The comb-shaped members 61, 62 and the like have a flat inner open end of the axial hole. At the end connecting the flange 32 the component 64 extends partially into the axial hole in the comb member and is seated in the joined planar shape. Between two consecutive comb member elements (eg comb member elements 61 and 62) an insulating ceramic intermediate part is received in the cavity defined by the opposing planes of the comb member elements 61 and 62 and the comb member elements are mutually Rotation with respect to the rod 63 is prevented. This prevents the intermediate comb retaining member assembly from rotating itself.

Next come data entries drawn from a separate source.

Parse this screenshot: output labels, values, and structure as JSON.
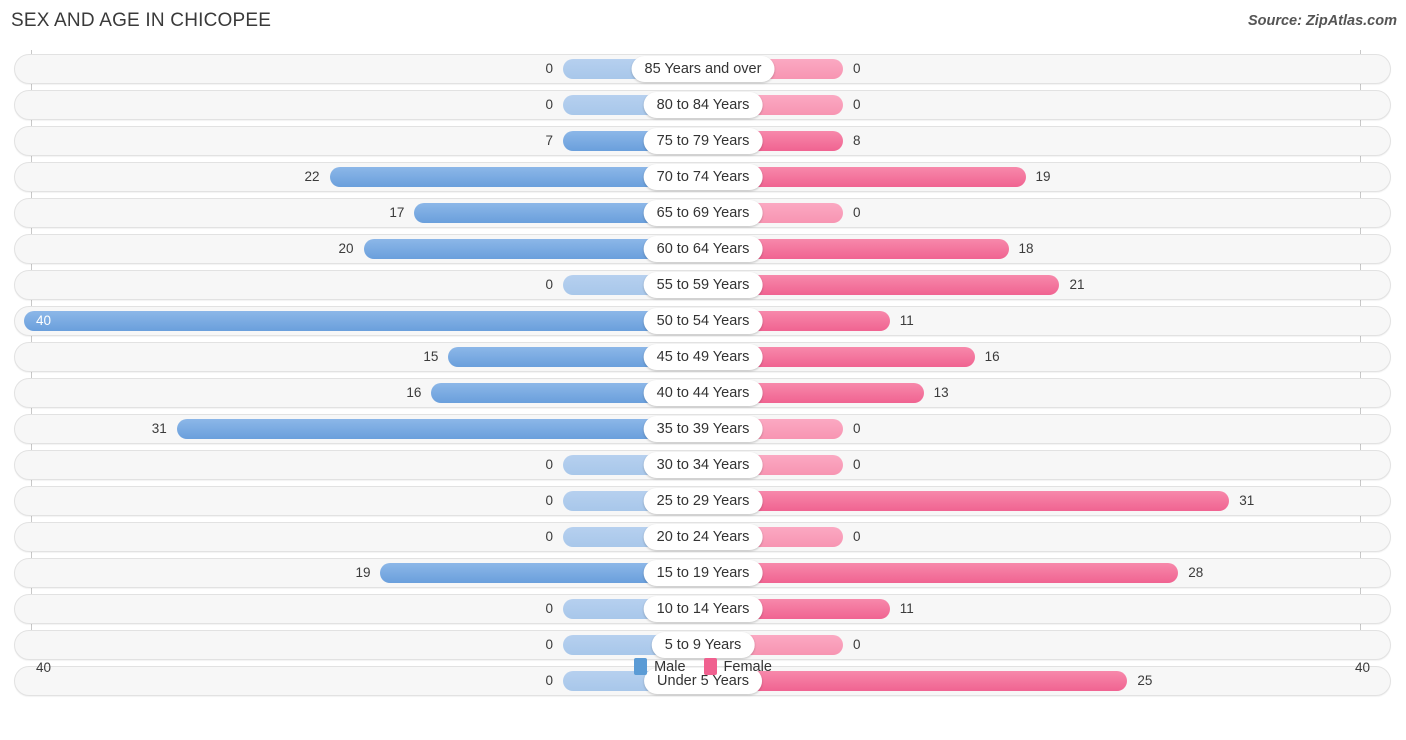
{
  "header": {
    "title": "SEX AND AGE IN CHICOPEE",
    "source": "Source: ZipAtlas.com"
  },
  "legend": {
    "male_label": "Male",
    "female_label": "Female",
    "male_color": "#5b9bd5",
    "female_color": "#f0608f"
  },
  "axis": {
    "left_max_label": "40",
    "right_max_label": "40",
    "max": 40
  },
  "chart_data": {
    "type": "bar",
    "subtype": "population-pyramid",
    "title": "SEX AND AGE IN CHICOPEE",
    "xlabel": "",
    "ylabel": "",
    "xlim": [
      40,
      40
    ],
    "grid": true,
    "legend_position": "bottom-center",
    "categories": [
      "85 Years and over",
      "80 to 84 Years",
      "75 to 79 Years",
      "70 to 74 Years",
      "65 to 69 Years",
      "60 to 64 Years",
      "55 to 59 Years",
      "50 to 54 Years",
      "45 to 49 Years",
      "40 to 44 Years",
      "35 to 39 Years",
      "30 to 34 Years",
      "25 to 29 Years",
      "20 to 24 Years",
      "15 to 19 Years",
      "10 to 14 Years",
      "5 to 9 Years",
      "Under 5 Years"
    ],
    "series": [
      {
        "name": "Male",
        "values": [
          0,
          0,
          7,
          22,
          17,
          20,
          0,
          40,
          15,
          16,
          31,
          0,
          0,
          0,
          19,
          0,
          0,
          0
        ]
      },
      {
        "name": "Female",
        "values": [
          0,
          0,
          8,
          19,
          0,
          18,
          21,
          11,
          16,
          13,
          0,
          0,
          31,
          0,
          28,
          11,
          0,
          25
        ]
      }
    ]
  },
  "rows": [
    {
      "category": "85 Years and over",
      "male": "0",
      "female": "0"
    },
    {
      "category": "80 to 84 Years",
      "male": "0",
      "female": "0"
    },
    {
      "category": "75 to 79 Years",
      "male": "7",
      "female": "8"
    },
    {
      "category": "70 to 74 Years",
      "male": "22",
      "female": "19"
    },
    {
      "category": "65 to 69 Years",
      "male": "17",
      "female": "0"
    },
    {
      "category": "60 to 64 Years",
      "male": "20",
      "female": "18"
    },
    {
      "category": "55 to 59 Years",
      "male": "0",
      "female": "21"
    },
    {
      "category": "50 to 54 Years",
      "male": "40",
      "female": "11"
    },
    {
      "category": "45 to 49 Years",
      "male": "15",
      "female": "16"
    },
    {
      "category": "40 to 44 Years",
      "male": "16",
      "female": "13"
    },
    {
      "category": "35 to 39 Years",
      "male": "31",
      "female": "0"
    },
    {
      "category": "30 to 34 Years",
      "male": "0",
      "female": "0"
    },
    {
      "category": "25 to 29 Years",
      "male": "0",
      "female": "31"
    },
    {
      "category": "20 to 24 Years",
      "male": "0",
      "female": "0"
    },
    {
      "category": "15 to 19 Years",
      "male": "19",
      "female": "28"
    },
    {
      "category": "10 to 14 Years",
      "male": "0",
      "female": "11"
    },
    {
      "category": "5 to 9 Years",
      "male": "0",
      "female": "0"
    },
    {
      "category": "Under 5 Years",
      "male": "0",
      "female": "25"
    }
  ]
}
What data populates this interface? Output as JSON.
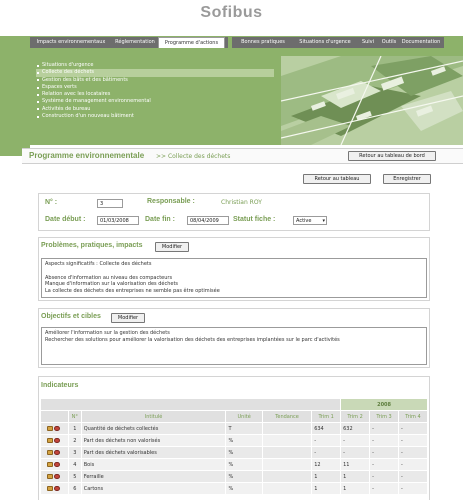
{
  "app": {
    "logo_text": "Sofibus"
  },
  "nav_left": [
    {
      "label": "Impacts environnementaux"
    },
    {
      "label": "Réglementation"
    },
    {
      "label": "Programme d'actions"
    }
  ],
  "nav_right": [
    {
      "label": "Bonnes pratiques"
    },
    {
      "label": "Situations d'urgence"
    },
    {
      "label": "Suivi"
    },
    {
      "label": "Outils"
    },
    {
      "label": "Documentation"
    }
  ],
  "side_menu": [
    {
      "label": "Situations d'urgence"
    },
    {
      "label": "Collecte des déchets"
    },
    {
      "label": "Gestion des bâts et des bâtiments"
    },
    {
      "label": "Espaces verts"
    },
    {
      "label": "Relation avec les locataires"
    },
    {
      "label": "Système de management environnemental"
    },
    {
      "label": "Activités de bureau"
    },
    {
      "label": "Construction d'un nouveau bâtiment"
    }
  ],
  "page": {
    "title": "Programme environnementale",
    "subtitle": ">> Collecte des déchets",
    "back_to_board": "Retour au tableau de bord",
    "back_to_table": "Retour au tableau",
    "save": "Enregistrer"
  },
  "fiche": {
    "num_label": "N° :",
    "num_value": "3",
    "responsable_label": "Responsable :",
    "responsable_value": "Christian ROY",
    "date_debut_label": "Date début :",
    "date_debut_value": "01/03/2008",
    "date_fin_label": "Date fin :",
    "date_fin_value": "08/04/2009",
    "statut_label": "Statut fiche :",
    "statut_value": "Active"
  },
  "problemes": {
    "title": "Problèmes, pratiques, impacts",
    "modify": "Modifier",
    "text": "Aspects significatifs : Collecte des déchets\n\nAbsence d'information au niveau des compacteurs\nManque d'information sur la valorisation des déchets\nLa collecte des déchets des entreprises ne semble pas être optimisée"
  },
  "objectifs": {
    "title": "Objectifs et cibles",
    "modify": "Modifier",
    "text": "Améliorer l'information sur la gestion des déchets\nRechercher des solutions pour améliorer la valorisation des déchets des entreprises implantées sur le parc d'activités"
  },
  "indicateurs": {
    "title": "Indicateurs",
    "year": "2008",
    "headers": [
      "N°",
      "Intitulé",
      "Unité",
      "Tendance",
      "Trim 1",
      "Trim 2",
      "Trim 3",
      "Trim 4"
    ],
    "rows": [
      {
        "n": "1",
        "intitule": "Quantité de déchets collectés",
        "unite": "T",
        "tendance": "",
        "t1": "634",
        "t2": "632",
        "t3": "-",
        "t4": "-"
      },
      {
        "n": "2",
        "intitule": "Part des déchets non valorisés",
        "unite": "%",
        "tendance": "",
        "t1": "-",
        "t2": "-",
        "t3": "-",
        "t4": "-"
      },
      {
        "n": "3",
        "intitule": "Part des déchets valorisables",
        "unite": "%",
        "tendance": "",
        "t1": "-",
        "t2": "-",
        "t3": "-",
        "t4": "-"
      },
      {
        "n": "4",
        "intitule": "Bois",
        "unite": "%",
        "tendance": "",
        "t1": "12",
        "t2": "11",
        "t3": "-",
        "t4": "-"
      },
      {
        "n": "5",
        "intitule": "Ferraille",
        "unite": "%",
        "tendance": "",
        "t1": "1",
        "t2": "1",
        "t3": "-",
        "t4": "-"
      },
      {
        "n": "6",
        "intitule": "Cartons",
        "unite": "%",
        "tendance": "",
        "t1": "1",
        "t2": "1",
        "t3": "-",
        "t4": "-"
      }
    ]
  },
  "colors": {
    "accent": "#7a9e55",
    "band": "#8db26a",
    "nav_bg": "#6d6d6d"
  }
}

According to the present invention, a kind used in a resistor in which a resistance wire is cooled by forced ventilation, which improves the disadvantages of the coiled resistor described above, or the structure thereof, is provided with a power resistor that allows the resistor to be well ventilated by natural convection. do. Thus, coiled resistors at the same overall size can be replaced with resistors according to the invention which dissipate the same amount of heat.

Claims (11)

In natural convection comprising at least one resistance wire 43, 44 arranged in a box portion consisting of two flanges 31, 32 holding the resistance wire by the comb-shaped retaining member assembly and supporting the electrical connection to the resistance wire. A power resistor adapted to be cooled by The box portion is spaced only by some of the comb retaining member assemblies 33, 34, 35, and the other comb retaining member assemblies 37, 38, 45 are floating mounted between the flanges, And the comb-shaped retaining member assembly (33, 34, 35, 37, 38, 45) all retain the resistance wire by its longitudinal edge. 2. The power resistor of claim 1, wherein some of the comb retaining member assemblies 33, 34, 35 are spaced apart from the flange and the other comb retaining member assemblies 37, 38, 39 are floating mounted between the flanges. . The method according to claim 1 or 2, Power resistor, characterized in that it comprises two overlapping resistance wires (43,44) separated by a common comb retaining member assembly (45). The method of claim 3, The common comb retaining member assembly 45 includes an insulating cylindrical comb member element 61, 62 with an axial hole into which the rod 63 supported at both ends by the flanges 31, 32 of the box portion is inserted. A power resistor, characterized in that. The method according to claim 1 or 2, A power resistor, wherein each resistance wire is in a zigzag shape. The method of claim 5, And the line is made of metal elements having one or more corrugations and welded to each other to form a line. The method according to claim 1 or 2, Wherein each of the resistance wires is relatively thick. The method according to claim 1 or 2, And the flange is provided with an insulating bush (56) on the inner side of the box portion. The method according to claim 1 or 2, The flange is provided with lugs (53, 54, 55) for fixing the box part. Power resistor according to claim 1 or 2, characterized in that the electrical connection (46,47) is secured to the flange via an insulating material (48,49,52). The method according to claim 1 or 2, Power resistor, characterized in that the flange (31,32) has a vent hole (58).